21 de outubro de 2013, 10:42. Tags: . Comente esta notícia!

Carminha, Tufão, Nina, Nilo, Mãe Lucinda, Max e sua trupe foram os responsáveis por manter o público sintonizado na trama de João Emanuel Carneiro por sete meses seguidos, gerando muito buchicho nas redes sociais e estabelecendo novos caminhos para a audiência: a “Social TV” une televisão e a necessidade do público de se expressar através das redes sociais, como uma maneira moderna e imediata da antiga prática de se comentar com o vizinho o capítulo de ontem da novela. Seguramente, foi a primeira vez que se acompanhou com afinco uma novela com um olho na tela da TV e outro na tela do computador (a “Segunda Tela”).

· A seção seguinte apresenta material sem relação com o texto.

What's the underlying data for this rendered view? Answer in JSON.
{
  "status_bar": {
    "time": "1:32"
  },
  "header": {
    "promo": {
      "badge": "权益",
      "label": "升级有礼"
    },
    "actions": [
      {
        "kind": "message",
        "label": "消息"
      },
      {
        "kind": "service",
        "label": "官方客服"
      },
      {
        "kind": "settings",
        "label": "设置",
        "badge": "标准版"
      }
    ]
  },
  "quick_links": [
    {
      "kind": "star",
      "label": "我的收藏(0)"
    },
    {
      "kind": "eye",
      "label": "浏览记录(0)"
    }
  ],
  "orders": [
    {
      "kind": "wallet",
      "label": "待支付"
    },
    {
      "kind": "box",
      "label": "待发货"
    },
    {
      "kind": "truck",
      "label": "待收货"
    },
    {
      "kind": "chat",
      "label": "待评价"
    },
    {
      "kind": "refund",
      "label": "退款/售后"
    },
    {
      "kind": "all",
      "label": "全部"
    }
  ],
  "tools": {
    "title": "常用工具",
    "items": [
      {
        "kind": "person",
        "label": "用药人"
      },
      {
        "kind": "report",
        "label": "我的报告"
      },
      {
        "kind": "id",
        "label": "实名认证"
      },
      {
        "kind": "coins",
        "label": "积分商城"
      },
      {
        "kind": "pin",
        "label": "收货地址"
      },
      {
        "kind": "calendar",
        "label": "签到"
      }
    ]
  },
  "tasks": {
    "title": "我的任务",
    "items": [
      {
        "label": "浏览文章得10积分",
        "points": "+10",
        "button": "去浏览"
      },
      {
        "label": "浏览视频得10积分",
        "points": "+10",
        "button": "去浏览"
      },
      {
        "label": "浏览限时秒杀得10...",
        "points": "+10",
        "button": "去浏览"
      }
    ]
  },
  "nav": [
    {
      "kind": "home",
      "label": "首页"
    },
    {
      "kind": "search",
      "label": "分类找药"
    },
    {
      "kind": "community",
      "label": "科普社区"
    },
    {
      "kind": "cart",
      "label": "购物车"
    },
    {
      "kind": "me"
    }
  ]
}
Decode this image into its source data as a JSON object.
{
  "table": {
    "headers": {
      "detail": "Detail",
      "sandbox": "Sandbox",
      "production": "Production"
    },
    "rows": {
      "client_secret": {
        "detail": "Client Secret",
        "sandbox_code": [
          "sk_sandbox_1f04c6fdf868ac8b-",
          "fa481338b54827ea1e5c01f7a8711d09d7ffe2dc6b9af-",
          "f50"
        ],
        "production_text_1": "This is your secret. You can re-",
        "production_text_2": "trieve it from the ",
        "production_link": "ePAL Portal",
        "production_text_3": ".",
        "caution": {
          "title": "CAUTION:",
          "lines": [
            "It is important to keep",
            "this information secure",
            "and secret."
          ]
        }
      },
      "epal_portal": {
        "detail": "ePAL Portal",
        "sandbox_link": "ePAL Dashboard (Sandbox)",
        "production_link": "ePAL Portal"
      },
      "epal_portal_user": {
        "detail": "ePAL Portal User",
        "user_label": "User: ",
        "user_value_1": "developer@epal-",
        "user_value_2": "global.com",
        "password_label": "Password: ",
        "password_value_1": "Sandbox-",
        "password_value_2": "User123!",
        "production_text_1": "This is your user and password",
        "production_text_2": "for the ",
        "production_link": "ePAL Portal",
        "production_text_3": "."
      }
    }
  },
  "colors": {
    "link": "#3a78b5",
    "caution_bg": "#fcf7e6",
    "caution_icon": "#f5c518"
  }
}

Dois motivos justificam essa lembrança. A última vez que a televisão brasileira fez o país parar para um último capítulo de novela foi em janeiro de 1989, com “Vale Tudo”. É claro que outros “últimos capítulos” também geraram grande repercussão e movimentação (como “A Próxima Vítima”, “O Clone”, “Celebridade”, “Senhora do Destino”, e outras), mas não na mesma proporção de “Avenida Brasil”. Serão necessários mais 24 anos para isso voltar a ocorrer? Provavelmente não, já que a forma de assistir TV está mudando muito mais rapidamente do que o ocorrido nos últimos 24 anos.

O outro motivo é que “Avenida Brasil” é um raro exemplo de sucesso que uniu público e crítica, independente de números de Ibope. Só para ficar nesta década, podemos citar “Fina Estampa”, êxito de audiência, mas alvo de muitas críticas. “Salve Jorge”, que substituiu “Avenida Brasil”, era metralhada diariamente, tanto pela crítica quanto pelo público. E “Amor À Vida” é um bom exemplo de repercussão negativa.

Vale uma reflexão
Toda novela tem incoerências e furos de roteiro, inclusive “Avenida Brasil” (“um pendrive para Nina”). Sacrificar a coerência em nome da liberdade de criação é inerente ao formato telenovela, mas incoerência para justificar furo de roteiro é inaceitável. A diferença está na dosagem. Uma linha tênue separa a incoerência aceitável do absurdo. Também vai depender muito da vontade do público em embarcar naquela história e aceitar a “viagem” do autor ou não. Às vezes, é preciso voar – como diria Glória Perez.